In Brother Bear 2, Kenai and Koda awaken from hibernation to find that spring has arrived. Even with snow on the ground and the trees still bare, love is decidedly in the air. Kenai and Koda scoff at the notion of romance, but an old bear (Tug, who they were laughing at because a female bear that he likes was calling over for him to come to her) cautions them (Kenai in particular) that "You can't run from love. It has a way of tracking you down." Kenai laughs, but later has a dream about Nita, a girl he used to know when he was young and a human.
Meanwhile, in her own village, Nita is preparing for her wedding to a man named Atka. Surprisingly, when the big moment arrives, it is revealed that Nita cannot marry Atka. The reason for this is that when they were children, Kenai gave Nita an amulet as a gift. What neither Kenai nor Nita realized was that the amulet bound them as one. The only way for Nita to marry Atka now is to go with Kenai to Hokani Falls, where he first gave her the amulet, and burn it.
Nita finds Kenai and manages to convince him to help her. Initially, Koda gets along with her better than Kenai, relating a number of embarrassing stories about Kenai's early blunders; despite this, during the course of their three-day journey, their old friendship sprouts anew and flourishes- with the ultimate result that Koda feels left out. After Kenai and Nita burn the amulet (despite their feelings for each other) and Nita returns to her village, Koda decides that Kenai's happiness is more important to him than having a brother. To that end, he asks his mom to tell the spirits to turn Kenai back into a man so he can be with Nita. Then he goes into the village to inform Nita of this and is subsequently attacked by the villagers, prompting Kenai to come rescue him.

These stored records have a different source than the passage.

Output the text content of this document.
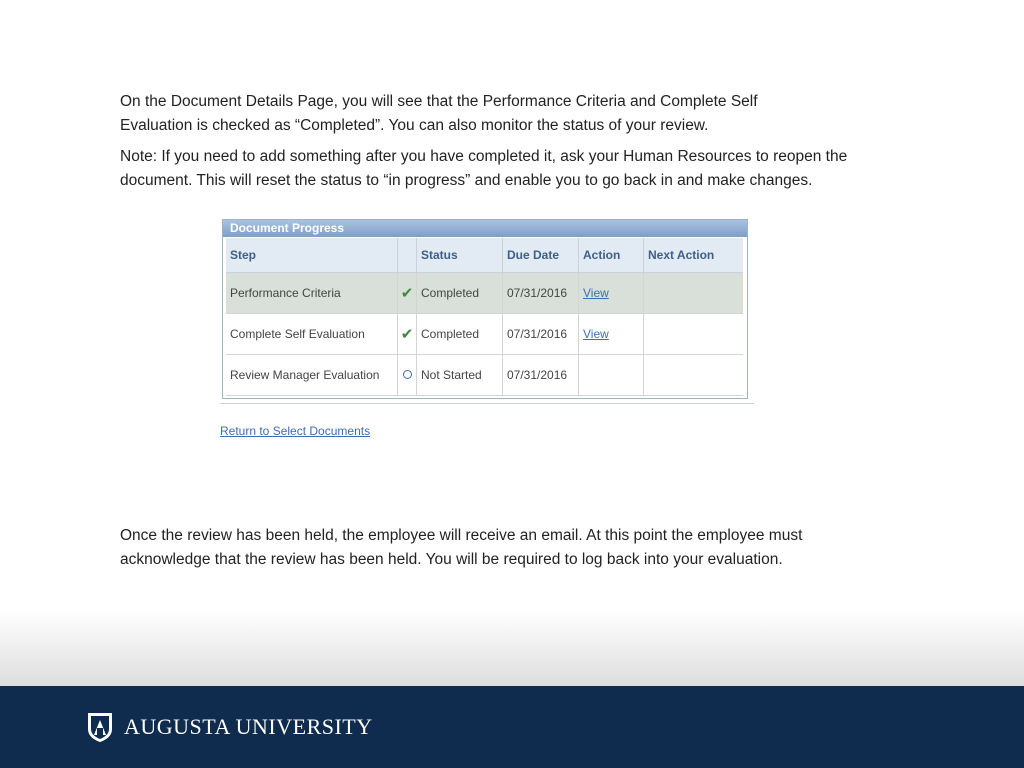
On the Document Details Page, you will see that the Performance Criteria and Complete Self Evaluation is checked as “Completed”. You can also monitor the status of your review.

Note: If you need to add something after you have completed it, ask your Human Resources to reopen the document. This will reset the status to “in progress” and enable you to go back in and make changes.

Document Progress
Step		Status	Due Date	Action	Next Action
Performance Criteria	✔	Completed	07/31/2016	View	
Complete Self Evaluation	✔	Completed	07/31/2016	View	
Review Manager Evaluation		Not Started	07/31/2016		
Return to Select Documents

Once the review has been held, the employee will receive an email. At this point the employee must acknowledge that the review has been held. You will be required to log back into your evaluation.

AUGUSTA UNIVERSITY
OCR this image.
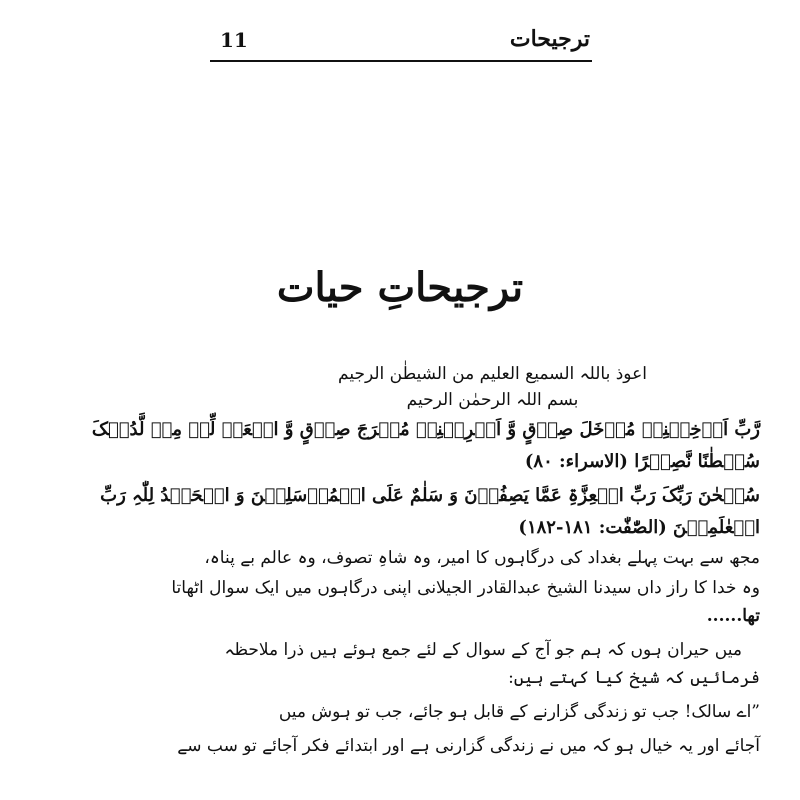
11	ترجیحات
ترجیحاتِ حیات
اعوذ باللہ السمیع العلیم من الشیطٰن الرجیم
بسم اللہ الرحمٰن الرحیم
رَّبِّ اَدۡخِلۡنِیۡ مُدۡخَلَ صِدۡقٍ وَّ اَخۡرِجۡنِیۡ مُخۡرَجَ صِدۡقٍ وَّ اجۡعَلۡ لِّیۡ مِنۡ لَّدُنۡکَ
سُلۡطٰنًا نَّصِیۡرًا (الاسراء: ۸۰)
سُبۡحٰنَ رَبِّکَ رَبِّ الۡعِزَّۃِ عَمَّا یَصِفُوۡنَ وَ سَلٰمٌ عَلَی الۡمُرۡسَلِیۡنَ وَ الۡحَمۡدُ لِلّٰہِ رَبِّ
الۡعٰلَمِیۡنَ (الصّٰفّٰت: ۱۸۱-۱۸۲)
مجھ سے بہت پہلے بغداد کی درگاہوں کا امیر، وہ شاہِ تصوف، وہ عالم بے پناہ،
وہ خدا کا راز داں سیدنا الشیخ عبدالقادر الجیلانی اپنی درگاہوں میں ایک سوال اٹھاتا
تھا......
میں حیران ہوں کہ ہم جو آج کے سوال کے لئے جمع ہوئے ہیں ذرا ملاحظہ
فرمائیں کہ شیخ کیا کہتے ہیں:
”اے سالک! جب تو زندگی گزارنے کے قابل ہو جائے، جب تو ہوش میں
آجائے اور یہ خیال ہو کہ میں نے زندگی گزارنی ہے اور ابتدائے فکر آجائے تو سب سے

When the spirits show up, Koda explains that he asked them to change Kenai back. Kenai decides, however, that he cannot do that. Surprisingly, Nita decides that as long as the spirits are there, they can turn her into a bear. This they do, and shortly thereafter Kenai and Nita are married and Atka gets banished by the village. This, in return, gives Koda a new mother figure.

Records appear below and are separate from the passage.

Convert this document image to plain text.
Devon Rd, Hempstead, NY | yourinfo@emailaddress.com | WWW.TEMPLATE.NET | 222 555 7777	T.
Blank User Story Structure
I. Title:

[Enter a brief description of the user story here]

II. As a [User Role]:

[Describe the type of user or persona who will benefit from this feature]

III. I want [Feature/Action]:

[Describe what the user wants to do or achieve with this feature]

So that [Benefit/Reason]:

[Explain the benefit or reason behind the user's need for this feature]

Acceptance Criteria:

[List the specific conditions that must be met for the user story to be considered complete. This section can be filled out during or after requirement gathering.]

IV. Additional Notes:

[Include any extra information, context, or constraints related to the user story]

Koda is a meetable character in the Disney theme parks. Sometimes, he can be found for meet and greets in Storytellers' Cafe during breakfast time.

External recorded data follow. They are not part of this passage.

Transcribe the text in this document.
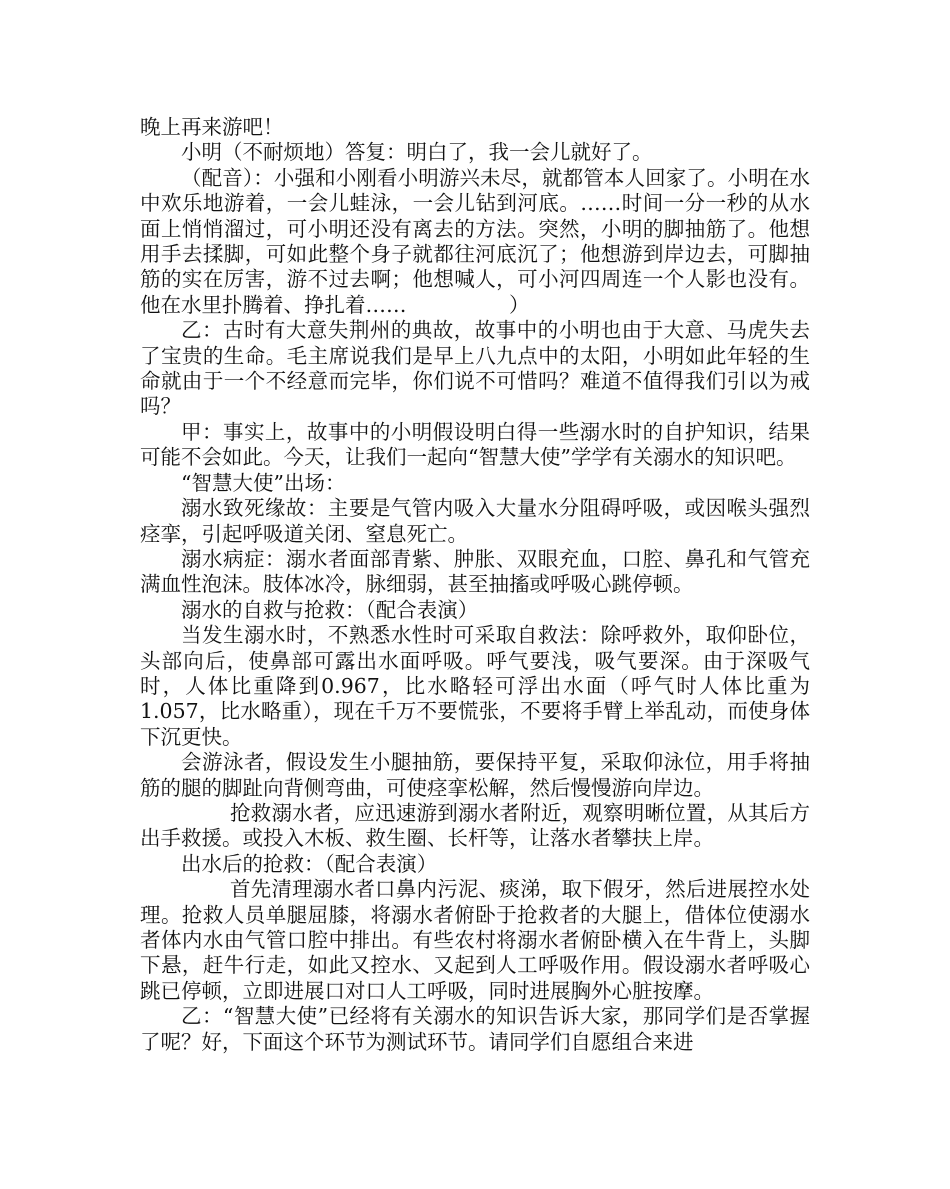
晚上再来游吧！

小明（不耐烦地）答复：明白了，我一会儿就好了。

（配音）：小强和小刚看小明游兴未尽，就都管本人回家了。小明在水中欢乐地游着，一会儿蛙泳，一会儿钻到河底。……时间一分一秒的从水面上悄悄溜过，可小明还没有离去的方法。突然，小明的脚抽筋了。他想用手去揉脚，可如此整个身子就都往河底沉了；他想游到岸边去，可脚抽筋的实在厉害，游不过去啊；他想喊人，可小河四周连一个人影也没有。他在水里扑腾着、挣扎着……　　　　　）

乙：古时有大意失荆州的典故，故事中的小明也由于大意、马虎失去了宝贵的生命。毛主席说我们是早上八九点中的太阳，小明如此年轻的生命就由于一个不经意而完毕，你们说不可惜吗？难道不值得我们引以为戒吗？

甲：事实上，故事中的小明假设明白得一些溺水时的自护知识，结果可能不会如此。今天，让我们一起向“智慧大使”学学有关溺水的知识吧。

“智慧大使”出场：

溺水致死缘故：主要是气管内吸入大量水分阻碍呼吸，或因喉头强烈痉挛，引起呼吸道关闭、窒息死亡。

溺水病症：溺水者面部青紫、肿胀、双眼充血，口腔、鼻孔和气管充满血性泡沫。肢体冰冷，脉细弱，甚至抽搐或呼吸心跳停顿。

溺水的自救与抢救：（配合表演）

当发生溺水时，不熟悉水性时可采取自救法：除呼救外，取仰卧位，头部向后，使鼻部可露出水面呼吸。呼气要浅，吸气要深。由于深吸气时，人体比重降到0.967，比水略轻可浮出水面（呼气时人体比重为1.057，比水略重），现在千万不要慌张，不要将手臂上举乱动，而使身体下沉更快。

会游泳者，假设发生小腿抽筋，要保持平复，采取仰泳位，用手将抽筋的腿的脚趾向背侧弯曲，可使痉挛松解，然后慢慢游向岸边。

抢救溺水者，应迅速游到溺水者附近，观察明晰位置，从其后方出手救援。或投入木板、救生圈、长杆等，让落水者攀扶上岸。

出水后的抢救：（配合表演）

首先清理溺水者口鼻内污泥、痰涕，取下假牙，然后进展控水处理。抢救人员单腿屈膝，将溺水者俯卧于抢救者的大腿上，借体位使溺水者体内水由气管口腔中排出。有些农村将溺水者俯卧横入在牛背上，头脚下悬，赶牛行走，如此又控水、又起到人工呼吸作用。假设溺水者呼吸心跳已停顿，立即进展口对口人工呼吸，同时进展胸外心脏按摩。

乙：“智慧大使”已经将有关溺水的知识告诉大家，那同学们是否掌握了呢？好，下面这个环节为测试环节。请同学们自愿组合来进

- "Rest? We've been hibernatin' for six months! Who needs rest?"
- "It was probably the fifth or sixth... most coldest day in my entire life."
- Koda's personality, cub-like nature and ability to highly annoy Kenai while still maintaining both of their affections for each other is a lot like Ujurak in The Quest Begins from Erin Hunter's novel series Seekers.
- Originally, Koda was going to be an adult bear named Grizz who would serve as an older brother figure to Kenai, who teaches him the concept of brotherhood, and was going to be voiced by the late Michael Clark Duncan, who ironically voiced Tug in the final film. However, this did not work out so well, and as a result, the character was changed into a young bear cub like what viewers see in the film. Another reason why his age was lowered in the first place was so that the writers would find it better to make Kenai the more responsible older bear brother instead of the bratty younger bear brother.
- In the original film, he is four years old, and in the sequel, he is eight.